Adeline narrates the present story line in 1st person point of view and in past tense.

The past story line is narrated by all five in turn, in 3rd person point of view and in present tense.

It was jarring to me to skip from Adeline’s narrative to another narrator (who may or may not be Adeline again), from 1st person POV to 3rd and back, and from past tense to present tense. It was also strange to read Adeline’s point of view from both 1st and 3rd person.

I know these must have been deliberate choices that Masters made. I can possibly guess why, at least on the verb tense changes.

Here’s the guess: using present tense verbs for the past story line emphasizes the extent that the past is always present for us. It shapes who we are. It definitely shapes who these characters have become and fits with the nostalgia theme.

I can also guess on the shifting POVs: this gives us insight into how all the characters think, which is a good thing.

But some of the characters, such as Rupesh and Jen, received only two sections, so I never got to know them as well as Adeline, Steve, and Will.

The inconsistency is distracting to me. I don’t know if other readers agree or notice this. I think the story could’ve been best served by being consistent with the verb tense and giving each character equal playing time. Or, perhaps, giving all the present sections to Adeline, and dividing the past sections between the other four.

I noticed that several reviewers mentioned the book being slow. I wonder if part of the slowness was the jumping from head to head and back and forth in time. With each shift, we have to re-acclimate our minds to the new environment. Just a thought.

Now for the strong points of The Killer You Know.

The premise is intriguing.

I’ve read other books with groups of old friends reuniting and reigniting old tensions, revealing horrible secrets, and resulting in a present-day catastrophe.
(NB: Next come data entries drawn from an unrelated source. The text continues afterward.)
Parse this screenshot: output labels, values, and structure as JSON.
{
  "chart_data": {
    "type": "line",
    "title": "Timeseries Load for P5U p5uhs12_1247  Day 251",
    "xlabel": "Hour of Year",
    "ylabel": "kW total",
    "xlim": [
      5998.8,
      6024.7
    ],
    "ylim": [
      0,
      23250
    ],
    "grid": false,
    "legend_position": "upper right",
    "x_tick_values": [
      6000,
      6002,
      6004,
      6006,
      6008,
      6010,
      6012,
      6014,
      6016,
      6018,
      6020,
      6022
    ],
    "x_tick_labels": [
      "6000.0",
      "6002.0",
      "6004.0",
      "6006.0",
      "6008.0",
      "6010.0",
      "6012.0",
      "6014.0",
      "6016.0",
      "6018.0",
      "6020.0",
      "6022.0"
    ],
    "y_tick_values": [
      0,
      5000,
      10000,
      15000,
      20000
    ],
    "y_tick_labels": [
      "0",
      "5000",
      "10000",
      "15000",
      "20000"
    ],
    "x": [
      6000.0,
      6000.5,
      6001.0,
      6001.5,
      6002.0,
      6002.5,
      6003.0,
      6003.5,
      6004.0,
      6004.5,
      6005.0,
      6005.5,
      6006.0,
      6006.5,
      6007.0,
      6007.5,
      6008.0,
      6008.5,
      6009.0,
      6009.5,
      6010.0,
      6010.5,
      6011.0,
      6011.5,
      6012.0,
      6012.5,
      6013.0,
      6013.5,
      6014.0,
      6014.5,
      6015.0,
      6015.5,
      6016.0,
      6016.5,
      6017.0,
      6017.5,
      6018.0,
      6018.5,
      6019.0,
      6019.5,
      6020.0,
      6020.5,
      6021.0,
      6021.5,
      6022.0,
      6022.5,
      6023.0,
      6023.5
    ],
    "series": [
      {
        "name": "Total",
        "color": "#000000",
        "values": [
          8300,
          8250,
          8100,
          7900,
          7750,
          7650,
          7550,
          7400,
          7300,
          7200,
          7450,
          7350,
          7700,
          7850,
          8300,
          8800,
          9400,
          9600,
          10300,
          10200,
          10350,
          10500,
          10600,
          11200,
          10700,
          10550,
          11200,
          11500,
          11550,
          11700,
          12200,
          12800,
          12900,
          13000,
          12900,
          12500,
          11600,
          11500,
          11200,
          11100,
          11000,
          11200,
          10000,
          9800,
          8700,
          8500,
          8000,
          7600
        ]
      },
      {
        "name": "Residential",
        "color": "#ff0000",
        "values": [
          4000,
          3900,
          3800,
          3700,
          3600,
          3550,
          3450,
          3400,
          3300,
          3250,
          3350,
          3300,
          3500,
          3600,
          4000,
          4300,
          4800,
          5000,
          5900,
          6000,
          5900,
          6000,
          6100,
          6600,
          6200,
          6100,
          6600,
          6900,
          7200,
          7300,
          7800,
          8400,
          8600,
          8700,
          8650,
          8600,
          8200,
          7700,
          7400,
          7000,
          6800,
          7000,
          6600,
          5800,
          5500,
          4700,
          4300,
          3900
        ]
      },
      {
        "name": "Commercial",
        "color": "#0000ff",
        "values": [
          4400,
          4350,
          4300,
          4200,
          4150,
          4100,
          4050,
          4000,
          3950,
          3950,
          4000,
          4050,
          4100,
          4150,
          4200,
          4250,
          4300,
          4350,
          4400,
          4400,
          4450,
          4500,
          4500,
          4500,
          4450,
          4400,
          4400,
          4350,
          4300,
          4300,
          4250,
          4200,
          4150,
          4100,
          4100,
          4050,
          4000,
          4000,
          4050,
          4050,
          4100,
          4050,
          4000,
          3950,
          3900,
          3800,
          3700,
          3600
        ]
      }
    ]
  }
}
Standard in this genre. But Masters gives it a nice twist with Will’s declared career of serial killer. The others wonder if he was serious, if these seemingly random suicides are connected to him, and grapple with their responsibility. But with evidence this vague, how can the police help them?

Getting to see everyone’s POV reveals the dynamics of the group.

While there were aspects I didn’t like (see above), the change of points of view is an effective way of revealing the group dynamics. Jealousy. Tension. Misunderstandings. Coupling off. Again, nothing unusual in these dynamics, as any teenager could tell you. But Masters puts a fresh spin on them:

  • Rupesh and Jen couple off, but must contend with her parents’ bigotry.
  • Will is strange, as is his friendship with the older male neighbor, but are the others misinterpreting his actions?
  • Steve is the alpha male (I wanted to say “queen bee”!) who plays architect of their summer, creating an unusual–and vicious–scavenger hunt, resulting in an increasing tension that threatens to break apart the group.

The recurring theme of the problems with nostalgia.

Adeline’s podcast is called Nostalgia Crush. She and her co-host rip apart classic films, while another co-host argues against them, and they decide whether to consign the movie to the “crusher.” It’s an apt metaphor for the story. Each character must decide whether to give in to the temptations of nostalgia, that desire for the “good old days,” or whether to move forward.

Should they try to reignite their old friendship? Were the good old days really that good? Are they responsible to correct the wrongs of the past? Or should they forget it?

Early in the book, Rupesh–the most level-headed, if most frequently drunken, of the bunch–notes,

“You know the truly sad thing about nostalgia,” he said, “is that by indulging in it we’re openly admitting to dissatisfaction with the present” (The Killer You Know, part 1).

To an extent, all the characters are dissatisfied with the present.

Adeline.

I liked the present-day Adeline. As a narrator, she doesn’t know how much she knows. The past Adeline could be a bit bratty, but weren’t we all at that age?

In the present-day sections, she’s struggling with her relationship with her aging parents, something I think many of the “sandwich generation” can identify with, and each encounter with her mother reignites their old conflict.

She’s in conflict with her co-hosts over the direction of their podcast: should they take the BBC’s offer of job stability at the expense of their independence or to embrace art for art’s sake and not have enough to live on?

She’s conflicted over her reunification with Steve, her first real boyfriend.

These are all things that I could identify with, even though I’m quite different from her, and this made her an enjoyable character to read.

Overall, The Killer You Know is a strong book.

The distractions in the dual timeline (and verb tense, etc.) knocks it down to 4 stars for me. But there’s enough here that’s enjoyable and deep that it’s worth reading.